Les prochaines semaines pourraient voir de nouvelles exécutions en Iran, dans un contexte où les autorités judiciaires semblent maintenir une politique répressive sans relâche. Les organisations de défense des droits humains appellent à une mobilisation internationale pour tenter d’obtenir un moratoire sur les exécutions, mais pour l’heure, rien n’indique un changement de cap de la part des autorités iraniennes. La situation devrait rester sous haute surveillance, notamment en raison du nombre record d’exécutions enregistré en 2025.

Rien n’indique non plus que les exécutions de mardi marquent une pause dans cette dynamique. Le système judiciaire iranien continue de fonctionner selon ses propres règles, et les peines de mort pour les crimes les plus graves, notamment ceux commis contre des mineurs, devraient se poursuivre dans les mois à venir. La pression internationale, bien que persistante, n’a pour l’instant pas eu d’impact visible sur la politique pénale du pays.

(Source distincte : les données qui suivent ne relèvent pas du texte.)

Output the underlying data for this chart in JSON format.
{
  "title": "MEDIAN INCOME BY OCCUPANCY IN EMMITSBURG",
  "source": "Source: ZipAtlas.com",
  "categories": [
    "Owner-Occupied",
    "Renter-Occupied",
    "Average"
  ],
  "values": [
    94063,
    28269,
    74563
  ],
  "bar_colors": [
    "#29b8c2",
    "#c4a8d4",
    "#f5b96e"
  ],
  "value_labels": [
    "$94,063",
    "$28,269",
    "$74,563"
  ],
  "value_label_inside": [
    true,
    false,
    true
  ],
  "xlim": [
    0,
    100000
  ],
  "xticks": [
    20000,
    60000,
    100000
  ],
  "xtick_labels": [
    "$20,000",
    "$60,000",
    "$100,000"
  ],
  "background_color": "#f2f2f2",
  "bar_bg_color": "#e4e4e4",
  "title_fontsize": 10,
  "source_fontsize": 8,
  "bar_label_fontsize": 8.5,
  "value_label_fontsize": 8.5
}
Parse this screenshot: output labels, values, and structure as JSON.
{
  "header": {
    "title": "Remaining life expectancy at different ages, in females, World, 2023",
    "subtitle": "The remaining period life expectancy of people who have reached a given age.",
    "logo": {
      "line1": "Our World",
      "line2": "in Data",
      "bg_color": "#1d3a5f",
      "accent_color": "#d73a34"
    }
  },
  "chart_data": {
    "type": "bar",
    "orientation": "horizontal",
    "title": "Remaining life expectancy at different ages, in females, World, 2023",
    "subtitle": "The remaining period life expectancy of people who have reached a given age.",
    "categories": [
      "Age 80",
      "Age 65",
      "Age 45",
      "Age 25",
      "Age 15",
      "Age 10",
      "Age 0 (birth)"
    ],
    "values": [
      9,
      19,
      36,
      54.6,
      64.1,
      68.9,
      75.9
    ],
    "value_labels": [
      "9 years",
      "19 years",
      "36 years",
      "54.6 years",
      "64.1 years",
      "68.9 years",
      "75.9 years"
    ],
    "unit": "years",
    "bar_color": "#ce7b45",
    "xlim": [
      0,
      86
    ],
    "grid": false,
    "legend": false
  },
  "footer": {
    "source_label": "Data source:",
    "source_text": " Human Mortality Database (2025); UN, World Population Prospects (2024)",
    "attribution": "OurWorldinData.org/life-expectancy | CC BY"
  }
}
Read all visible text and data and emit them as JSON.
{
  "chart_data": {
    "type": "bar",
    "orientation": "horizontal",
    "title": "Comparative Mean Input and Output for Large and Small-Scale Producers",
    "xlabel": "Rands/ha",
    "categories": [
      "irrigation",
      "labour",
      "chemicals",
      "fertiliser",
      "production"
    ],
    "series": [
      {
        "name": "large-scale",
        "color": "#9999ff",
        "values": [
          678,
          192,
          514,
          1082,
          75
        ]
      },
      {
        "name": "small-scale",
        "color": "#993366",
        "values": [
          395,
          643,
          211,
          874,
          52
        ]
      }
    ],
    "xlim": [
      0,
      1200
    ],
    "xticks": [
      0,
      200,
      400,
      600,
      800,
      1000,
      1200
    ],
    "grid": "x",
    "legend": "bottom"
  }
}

En Iran, la peine de mort est encourue pour des crimes variés, incluant le meurtre, le viol, le trafic de drogue à grande échelle, l’espionnage, le blasphème, ainsi que le vol à main armée dans certains cas. Les infractions à caractère sexuel, en particulier lorsqu’elles visent des mineurs, sont considérées comme des crimes particulièrement graves et sont souvent sanctionnées par la peine capitale.